- Kaccha Limboo
- Directed by: Sagar Ballary
- Written by: Sagar Ballary Jyothi Kapoor (dialogue) Manaswini Lata Ravindra
- Starring: Taheer Sutarwala Atul Kulkarni Armaan Malik
- Cinematography: Parixit Warrier
- Edited by: Suresh Pai
- Music by: Amardeep Nijjer
- Release date: 18 February 2011;
- Country: India
- Language: Hindi

= Kaccha Limboo =

Kaccha Limboo is an Indian movie which was released on 18 February 2011. It stars Taheer Sutarwala, Sarika, Atul Kulkarni, Vinay Pathak and Armaan Malik. The film revolves around a 13-year-old boy named Shambu.

==Plot==
The words Kaccha Limbo denote a child who is not mature enough.

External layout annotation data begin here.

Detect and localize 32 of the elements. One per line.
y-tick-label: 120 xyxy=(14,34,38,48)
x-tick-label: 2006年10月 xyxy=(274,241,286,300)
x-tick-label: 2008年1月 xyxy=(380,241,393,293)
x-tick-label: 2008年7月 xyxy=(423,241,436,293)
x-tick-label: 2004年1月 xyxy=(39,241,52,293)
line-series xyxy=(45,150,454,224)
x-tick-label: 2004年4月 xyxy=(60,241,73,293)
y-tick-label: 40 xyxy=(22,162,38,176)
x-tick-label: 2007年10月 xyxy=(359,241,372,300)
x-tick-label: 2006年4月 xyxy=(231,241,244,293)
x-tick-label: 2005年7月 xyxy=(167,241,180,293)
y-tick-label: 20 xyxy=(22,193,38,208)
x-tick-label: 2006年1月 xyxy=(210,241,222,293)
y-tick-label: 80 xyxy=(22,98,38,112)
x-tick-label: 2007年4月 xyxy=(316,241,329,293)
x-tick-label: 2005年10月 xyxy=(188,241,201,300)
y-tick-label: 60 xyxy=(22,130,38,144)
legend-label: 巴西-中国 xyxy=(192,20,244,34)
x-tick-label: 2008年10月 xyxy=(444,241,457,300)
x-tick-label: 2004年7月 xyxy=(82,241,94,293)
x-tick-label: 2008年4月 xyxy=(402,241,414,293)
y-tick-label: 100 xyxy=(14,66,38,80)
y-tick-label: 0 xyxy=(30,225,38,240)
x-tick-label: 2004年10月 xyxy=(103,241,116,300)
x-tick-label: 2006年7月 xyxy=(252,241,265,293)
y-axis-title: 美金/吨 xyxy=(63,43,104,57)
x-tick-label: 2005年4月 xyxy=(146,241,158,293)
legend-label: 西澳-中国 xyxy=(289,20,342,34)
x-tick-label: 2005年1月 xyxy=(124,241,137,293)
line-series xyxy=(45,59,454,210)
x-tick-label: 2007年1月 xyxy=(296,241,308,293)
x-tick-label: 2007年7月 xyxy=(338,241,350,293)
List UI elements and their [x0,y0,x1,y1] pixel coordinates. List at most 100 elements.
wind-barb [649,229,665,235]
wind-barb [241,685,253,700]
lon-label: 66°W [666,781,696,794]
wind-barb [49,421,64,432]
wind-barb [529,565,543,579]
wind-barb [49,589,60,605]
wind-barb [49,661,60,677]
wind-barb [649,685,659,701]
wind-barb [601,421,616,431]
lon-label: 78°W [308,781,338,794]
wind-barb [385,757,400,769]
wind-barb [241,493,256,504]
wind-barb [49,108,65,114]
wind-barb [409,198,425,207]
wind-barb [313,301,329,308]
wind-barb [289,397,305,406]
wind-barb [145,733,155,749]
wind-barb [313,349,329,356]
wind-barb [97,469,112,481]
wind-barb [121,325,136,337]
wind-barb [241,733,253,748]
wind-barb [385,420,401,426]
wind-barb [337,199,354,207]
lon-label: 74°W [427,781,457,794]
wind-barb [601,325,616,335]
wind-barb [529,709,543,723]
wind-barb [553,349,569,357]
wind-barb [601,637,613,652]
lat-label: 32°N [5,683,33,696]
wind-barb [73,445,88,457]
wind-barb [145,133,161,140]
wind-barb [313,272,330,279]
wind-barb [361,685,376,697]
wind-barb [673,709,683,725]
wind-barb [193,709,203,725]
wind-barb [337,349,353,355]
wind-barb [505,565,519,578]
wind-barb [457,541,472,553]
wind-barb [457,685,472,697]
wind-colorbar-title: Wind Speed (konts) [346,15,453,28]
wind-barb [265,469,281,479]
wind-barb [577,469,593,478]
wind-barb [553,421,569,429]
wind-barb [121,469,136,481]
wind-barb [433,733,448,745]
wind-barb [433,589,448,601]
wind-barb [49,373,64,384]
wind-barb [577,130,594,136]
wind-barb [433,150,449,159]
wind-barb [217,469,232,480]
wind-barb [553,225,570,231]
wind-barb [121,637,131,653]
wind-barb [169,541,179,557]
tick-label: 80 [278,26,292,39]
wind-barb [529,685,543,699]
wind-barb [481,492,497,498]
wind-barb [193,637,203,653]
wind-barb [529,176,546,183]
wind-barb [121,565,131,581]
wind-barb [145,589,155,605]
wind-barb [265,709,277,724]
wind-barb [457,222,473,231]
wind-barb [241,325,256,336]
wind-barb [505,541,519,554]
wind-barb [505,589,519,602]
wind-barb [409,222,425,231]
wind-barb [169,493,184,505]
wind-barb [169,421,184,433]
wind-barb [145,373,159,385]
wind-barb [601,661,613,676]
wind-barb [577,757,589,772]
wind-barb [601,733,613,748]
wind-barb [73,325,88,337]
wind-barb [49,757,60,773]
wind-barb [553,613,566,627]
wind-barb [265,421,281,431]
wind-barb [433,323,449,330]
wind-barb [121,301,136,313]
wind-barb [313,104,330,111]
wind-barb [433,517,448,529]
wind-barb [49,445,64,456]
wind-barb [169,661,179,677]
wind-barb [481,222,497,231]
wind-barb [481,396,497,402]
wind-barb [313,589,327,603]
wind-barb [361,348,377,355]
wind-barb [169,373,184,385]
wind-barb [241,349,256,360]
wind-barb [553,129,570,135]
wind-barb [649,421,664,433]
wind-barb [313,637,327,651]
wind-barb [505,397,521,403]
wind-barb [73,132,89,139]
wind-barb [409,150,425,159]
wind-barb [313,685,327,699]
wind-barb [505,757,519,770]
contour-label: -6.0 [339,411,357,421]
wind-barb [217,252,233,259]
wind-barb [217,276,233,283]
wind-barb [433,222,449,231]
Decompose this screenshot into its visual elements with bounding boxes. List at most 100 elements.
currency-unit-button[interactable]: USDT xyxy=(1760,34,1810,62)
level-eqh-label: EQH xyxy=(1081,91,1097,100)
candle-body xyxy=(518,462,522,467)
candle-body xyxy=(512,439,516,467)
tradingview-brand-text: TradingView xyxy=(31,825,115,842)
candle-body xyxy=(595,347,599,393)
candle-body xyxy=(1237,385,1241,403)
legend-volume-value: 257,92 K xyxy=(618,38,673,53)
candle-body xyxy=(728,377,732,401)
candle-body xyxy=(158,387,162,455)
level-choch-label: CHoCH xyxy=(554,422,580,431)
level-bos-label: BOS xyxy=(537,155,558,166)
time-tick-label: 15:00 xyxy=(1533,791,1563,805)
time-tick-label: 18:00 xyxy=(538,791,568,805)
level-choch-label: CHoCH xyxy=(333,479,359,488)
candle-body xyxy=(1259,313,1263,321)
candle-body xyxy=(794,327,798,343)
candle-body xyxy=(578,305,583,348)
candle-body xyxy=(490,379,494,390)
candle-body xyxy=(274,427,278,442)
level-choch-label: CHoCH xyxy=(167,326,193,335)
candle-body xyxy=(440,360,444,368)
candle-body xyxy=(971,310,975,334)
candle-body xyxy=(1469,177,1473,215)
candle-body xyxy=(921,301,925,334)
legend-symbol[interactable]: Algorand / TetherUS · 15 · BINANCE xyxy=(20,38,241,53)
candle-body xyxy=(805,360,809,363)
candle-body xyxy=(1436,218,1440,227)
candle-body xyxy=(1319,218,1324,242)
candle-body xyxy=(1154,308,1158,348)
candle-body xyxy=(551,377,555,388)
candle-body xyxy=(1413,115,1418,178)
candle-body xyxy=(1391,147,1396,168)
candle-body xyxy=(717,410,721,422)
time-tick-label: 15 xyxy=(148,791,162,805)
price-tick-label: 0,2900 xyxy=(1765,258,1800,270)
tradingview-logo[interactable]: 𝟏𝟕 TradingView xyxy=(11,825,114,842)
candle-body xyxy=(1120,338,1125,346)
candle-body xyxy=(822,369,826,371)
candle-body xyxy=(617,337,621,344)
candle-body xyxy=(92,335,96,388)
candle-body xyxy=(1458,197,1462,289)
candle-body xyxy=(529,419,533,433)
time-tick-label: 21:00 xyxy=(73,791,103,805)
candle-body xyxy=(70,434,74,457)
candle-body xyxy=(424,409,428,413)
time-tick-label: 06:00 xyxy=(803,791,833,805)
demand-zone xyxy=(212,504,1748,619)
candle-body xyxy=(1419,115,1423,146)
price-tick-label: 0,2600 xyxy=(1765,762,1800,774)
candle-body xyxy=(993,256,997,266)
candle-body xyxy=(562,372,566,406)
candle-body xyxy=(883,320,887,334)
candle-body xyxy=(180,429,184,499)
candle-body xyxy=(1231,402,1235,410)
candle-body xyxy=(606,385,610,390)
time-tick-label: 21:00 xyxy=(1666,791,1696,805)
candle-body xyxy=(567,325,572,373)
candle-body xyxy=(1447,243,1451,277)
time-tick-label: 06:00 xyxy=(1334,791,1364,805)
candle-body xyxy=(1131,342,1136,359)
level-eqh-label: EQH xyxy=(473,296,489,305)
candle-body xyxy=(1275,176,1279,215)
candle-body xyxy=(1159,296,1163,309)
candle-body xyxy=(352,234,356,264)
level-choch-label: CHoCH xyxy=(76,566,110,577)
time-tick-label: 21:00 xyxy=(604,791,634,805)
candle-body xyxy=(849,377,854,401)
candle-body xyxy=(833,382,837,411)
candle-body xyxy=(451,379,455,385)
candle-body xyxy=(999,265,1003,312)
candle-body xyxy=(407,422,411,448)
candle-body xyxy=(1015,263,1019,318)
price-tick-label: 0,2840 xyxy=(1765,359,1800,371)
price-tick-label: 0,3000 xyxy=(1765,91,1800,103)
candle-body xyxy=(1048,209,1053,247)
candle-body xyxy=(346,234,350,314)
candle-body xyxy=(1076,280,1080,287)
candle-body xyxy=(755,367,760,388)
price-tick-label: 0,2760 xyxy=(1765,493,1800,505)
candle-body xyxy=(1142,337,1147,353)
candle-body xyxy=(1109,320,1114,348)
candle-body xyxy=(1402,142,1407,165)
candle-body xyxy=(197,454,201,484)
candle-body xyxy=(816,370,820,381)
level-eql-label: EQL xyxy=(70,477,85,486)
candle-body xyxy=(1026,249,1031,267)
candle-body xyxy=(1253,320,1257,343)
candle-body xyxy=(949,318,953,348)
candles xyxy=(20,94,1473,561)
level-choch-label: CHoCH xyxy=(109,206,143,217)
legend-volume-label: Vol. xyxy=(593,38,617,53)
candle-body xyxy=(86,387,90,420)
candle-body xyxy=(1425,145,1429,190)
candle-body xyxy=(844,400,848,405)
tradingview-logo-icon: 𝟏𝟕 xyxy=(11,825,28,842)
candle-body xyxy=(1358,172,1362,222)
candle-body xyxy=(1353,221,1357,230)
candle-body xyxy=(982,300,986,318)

The movie follows the trials and tribulations of 13-year-old Shambu. His friends in school ostracize him for being obese, calling him names. Despite his school problems, Shambu does have a loving and caring family. He does not seem to relate to his stepfather, who seems to have a highly sympathetic attitude. He has a crush on a girl, who does seem to despise him for his looks. He continues talking to her as an anonymous person on the phone.

Things take a turn for the worse when he accidentally damages another student's video camera, for which he is asked to pay damages. On the same day, his forgery of his parents' signatures in the school diary is found out. He runs away from home and finds a new friend in Vitthal, who lived in a slum.

The power of friendship and deep understanding is revealed by one of the slum children he befriends. Shambu is listened to by this special friend despite his looks, and then things take a turn when Shambu tries to save the life of this friend, who eventually dies.

== Cast ==
- Taheer Sutarwala as Shambu Bandookwala Shrivastava aka Shams
- Sarika as Kanchan Bandookwala Shrivastava, Shambu's mother
- Atul Kulkarni as Abhay Shrivastava, Shambu's step-father
- Vinay Pathak as Raj Gupta, Abhay's friend
- Amrita Raichand as English Teacher
- Rajesh Khattar as School Principal
- Armaan Malik as Armaan
- Karan Bhanushali as Vitthal
- Bhairavi Goswami as Lily Fernandes
- Iravati Harshe
- Simran Jehani as Veeneta Kapadia
- Rukhsar Rehman as Chandni Gupta, Raj's wife

==Critical response==
In a mixed review The Times of India rated the movie 2.5 stars out of five, writing that while "the film began on a right note" as it traced "the world of oddball Shambhu", it changes tracks and that "Shambhu's extended encounters with Vitthal, the bustee kid" end up derailing the plot. Shaikh Ayaz of Rediff.com gave the film 2 out of 5, writing, "Sadly, instead of building on it, or maybe because the director's trying to develop the camaraderie into something ever-lasting, Kaccha Limboo drags with a total lack of focus." Taran Adarsh of Bollywood Hungama gave the film 1.5 out of 5, writing, "On the whole, KACCHA LIMBOO comes across as an unripe and undeveloped effort. Disappointing!"